Singular Value Decomposition Analysis of Spectroelectrochemical Redox Chemistry in Supramolecular Dye Nanotubes

Abstract

The redox chemistry of supramolecular nanotubes self-assembled from amphiphilic cyanine dye 3,3′-bis(2-sulfopropyl)-5,5′,6,6′-tetrachloro-1,1′-dioctylbenzimidacarbocyanine (C8S3) in aqueous solution was investigated by spectroelectrochemistry. The absorption spectra during the redox-reaction were analyzed by singular value decomposition (SVD) and semiempirical quantum mechanical calculations. Previously unavailable absorption spectra were modeled for each species of the reaction at every point throughout the oxidation and reduction process.

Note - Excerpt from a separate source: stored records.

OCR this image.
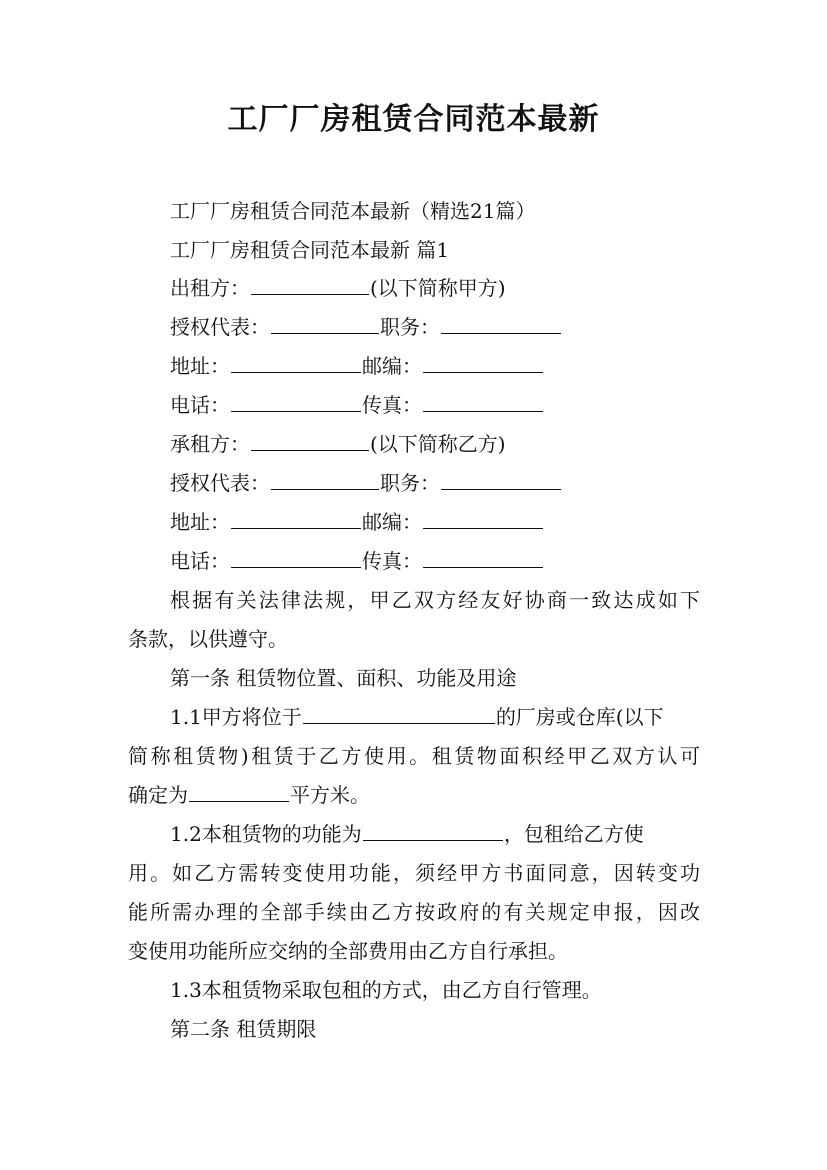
工厂厂房租赁合同范本最新
工厂厂房租赁合同范本最新（精选21篇）
工厂厂房租赁合同范本最新 篇1
出租方：	(以下简称甲方)
授权代表：	职务：
地址：	邮编：
电话：	传真：
承租方：	(以下简称乙方)
授权代表：	职务：
地址：	邮编：
电话：	传真：
根据有关法律法规，甲乙双方经友好协商一致达成如下
条款，以供遵守。
第一条 租赁物位置、面积、功能及用途
1.1甲方将位于	的厂房或仓库(以下
简称租赁物)租赁于乙方使用。租赁物面积经甲乙双方认可
确定为	平方米。
1.2本租赁物的功能为	，包租给乙方使
用。如乙方需转变使用功能，须经甲方书面同意，因转变功
能所需办理的全部手续由乙方按政府的有关规定申报，因改
变使用功能所应交纳的全部费用由乙方自行承担。
1.3本租赁物采取包租的方式，由乙方自行管理。
第二条 租赁期限
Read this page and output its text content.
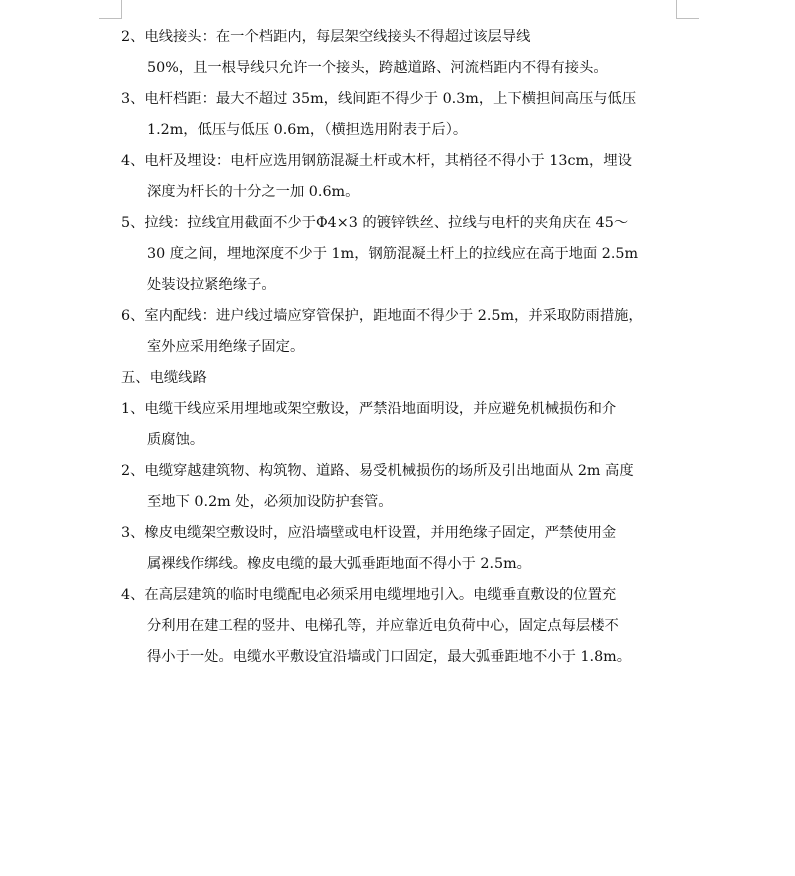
2、电线接头：在一个档距内，每层架空线接头不得超过该层导线
50%，且一根导线只允许一个接头，跨越道路、河流档距内不得有接头。
3、电杆档距：最大不超过 35m，线间距不得少于 0.3m，上下横担间高压与低压
1.2m，低压与低压 0.6m，（横担选用附表于后）。
4、电杆及埋设：电杆应选用钢筋混凝土杆或木杆，其梢径不得小于 13cm，埋设
深度为杆长的十分之一加 0.6m。
5、拉线：拉线宜用截面不少于Φ4×3 的镀锌铁丝、拉线与电杆的夹角庆在 45～
30 度之间，埋地深度不少于 1m，钢筋混凝土杆上的拉线应在高于地面 2.5m
处装设拉紧绝缘子。
6、室内配线：进户线过墙应穿管保护，距地面不得少于 2.5m，并采取防雨措施，
室外应采用绝缘子固定。
五、电缆线路
1、电缆干线应采用埋地或架空敷设，严禁沿地面明设，并应避免机械损伤和介
质腐蚀。
2、电缆穿越建筑物、构筑物、道路、易受机械损伤的场所及引出地面从 2m 高度
至地下 0.2m 处，必须加设防护套管。
3、橡皮电缆架空敷设时，应沿墙壁或电杆设置，并用绝缘子固定，严禁使用金
属裸线作绑线。橡皮电缆的最大弧垂距地面不得小于 2.5m。
4、在高层建筑的临时电缆配电必须采用电缆埋地引入。电缆垂直敷设的位置充
分利用在建工程的竖井、电梯孔等，并应靠近电负荷中心，固定点每层楼不
得小于一处。电缆水平敷设宜沿墙或门口固定，最大弧垂距地不小于 1.8m。
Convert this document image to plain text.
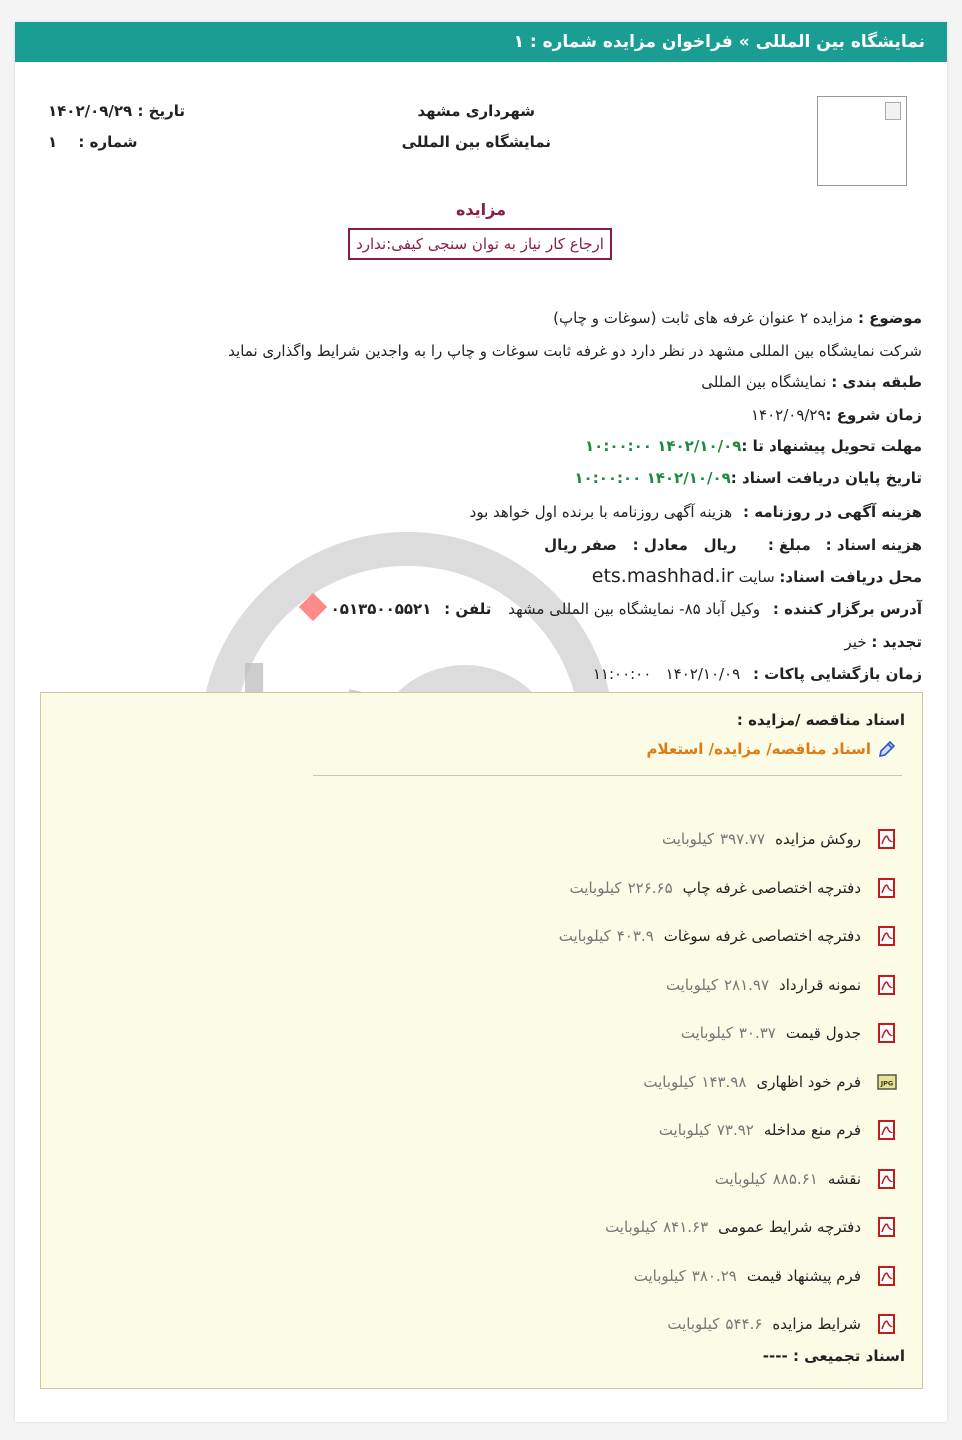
نمایشگاه بین المللی
»
فراخوان مزایده شماره : ۱
شهرداری مشهد
نمایشگاه بین المللی
تاریخ : ۱۴۰۲/۰۹/۲۹
شماره : ۱
مزایده
ارجاع کار نیاز به توان سنجی کیفی:ندارد
موضوع : مزایده ۲ عنوان غرفه های ثابت (سوغات و چاپ)
شرکت نمایشگاه بین المللی مشهد در نظر دارد دو غرفه ثابت سوغات و چاپ را به واجدین شرایط واگذاری نماید
طبقه بندی : نمایشگاه بین المللی
زمان شروع :۱۴۰۲/۰۹/۲۹
مهلت تحویل پیشنهاد تا :۱۴۰۲/۱۰/۰۹ ۱۰:۰۰:۰۰
تاریخ پایان دریافت اسناد :۱۴۰۲/۱۰/۰۹ ۱۰:۰۰:۰۰
هزینه آگهی در روزنامه : هزینه آگهی روزنامه با برنده اول خواهد بود
هزینه اسناد : مبلغ :      ریال   معادل :   صفر ریال
محل دریافت اسناد: سایت ets.mashhad.ir
آدرس برگزار کننده : وکیل آباد ۸۵- نمایشگاه بین المللی مشهد تلفن : ۰۵۱۳۵۰۰۵۵۲۱
تجدید : خیر
زمان بازگشایی پاکات : ۱۴۰۲/۱۰/۰۹   ۱۱:۰۰:۰۰
اسناد مناقصه /مزایده :
اسناد مناقصه/ مزایده/ استعلام
روکش مزایده
۳۹۷.۷۷
کیلوبایت
دفترچه اختصاصی غرفه چاپ
۲۲۶.۶۵
کیلوبایت
دفترچه اختصاصی غرفه سوغات
۴۰۳.۹
کیلوبایت
نمونه قرارداد
۲۸۱.۹۷
کیلوبایت
جدول قیمت
۳۰.۳۷
کیلوبایت
JPG
فرم خود اظهاری
۱۴۳.۹۸
کیلوبایت
فرم منع مداخله
۷۳.۹۲
کیلوبایت
نقشه
۸۸۵.۶۱
کیلوبایت
دفترچه شرایط عمومی
۸۴۱.۶۳
کیلوبایت
فرم پیشنهاد قیمت
۳۸۰.۲۹
کیلوبایت
شرایط مزایده
۵۴۴.۶
کیلوبایت
اسناد تجمیعی : ----
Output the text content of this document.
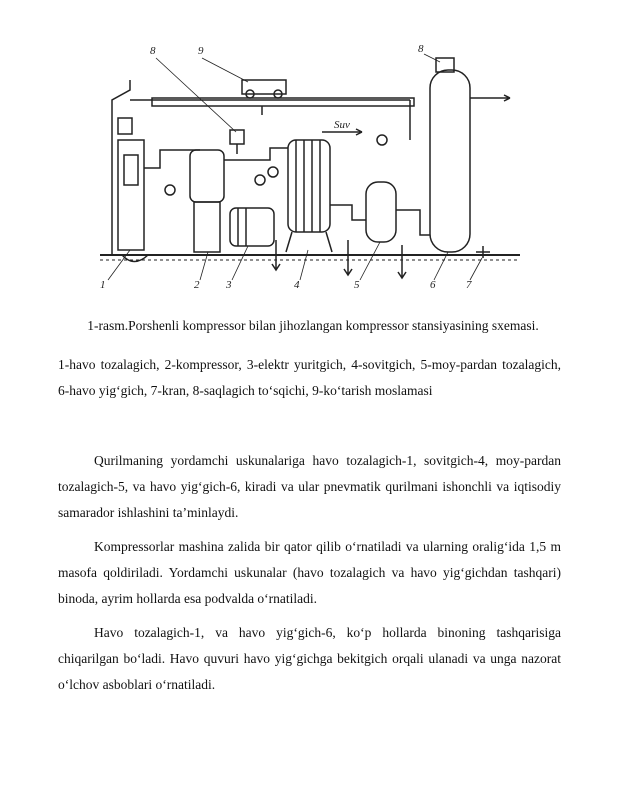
Suv
1	2 3	4	5	6	7
8	9	8
1-rasm.Porshenli kompressor bilan jihozlangan kompressor stansiyasining sxemasi.
1-havo tozalagich, 2-kompressor, 3-elektr yuritgich, 4-sovitgich, 5-moy-pardan tozalagich, 6-havo yig‘gich, 7-kran, 8-saqlagich to‘sqichi, 9-ko‘tarish moslamasi

Qurilmaning yordamchi uskunalariga havo tozalagich-1, sovitgich-4, moy-pardan tozalagich-5, va havo yig‘gich-6, kiradi va ular pnevmatik qurilmani ishonchli va iqtisodiy samarador ishlashini ta’minlaydi.

Kompressorlar mashina zalida bir qator qilib o‘rnatiladi va ularning oralig‘ida 1,5 m masofa qoldiriladi. Yordamchi uskunalar (havo tozalagich va havo yig‘gichdan tashqari) binoda, ayrim hollarda esa podvalda o‘rnatiladi.

Havo tozalagich-1, va havo yig‘gich-6, ko‘p hollarda binoning tashqarisiga chiqarilgan bo‘ladi. Havo quvuri havo yig‘gichga bekitgich orqali ulanadi va unga nazorat o‘lchov asboblari o‘rnatiladi.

The expected peak absorption wavelengths of these species present throughout the electrochemical cycles were calculated using the semiempirical method ZINDO/S (Zerner method of intermediate neglect of differential overlap for spectroscopy). The spectral assignments from the proposed species derived from the SVD analysis were confirmed with the ZINDO/S calculations, supporting the assignment of the key species as well as the intermediates in the proposed redox-reaction scheme. The oxidized species have spectral signatures that agree with the calculated spectral maxima of isolated species, indicating that the resulting products are not electronically perturbed by aggregation, in strong contrast to the unoxidized dye.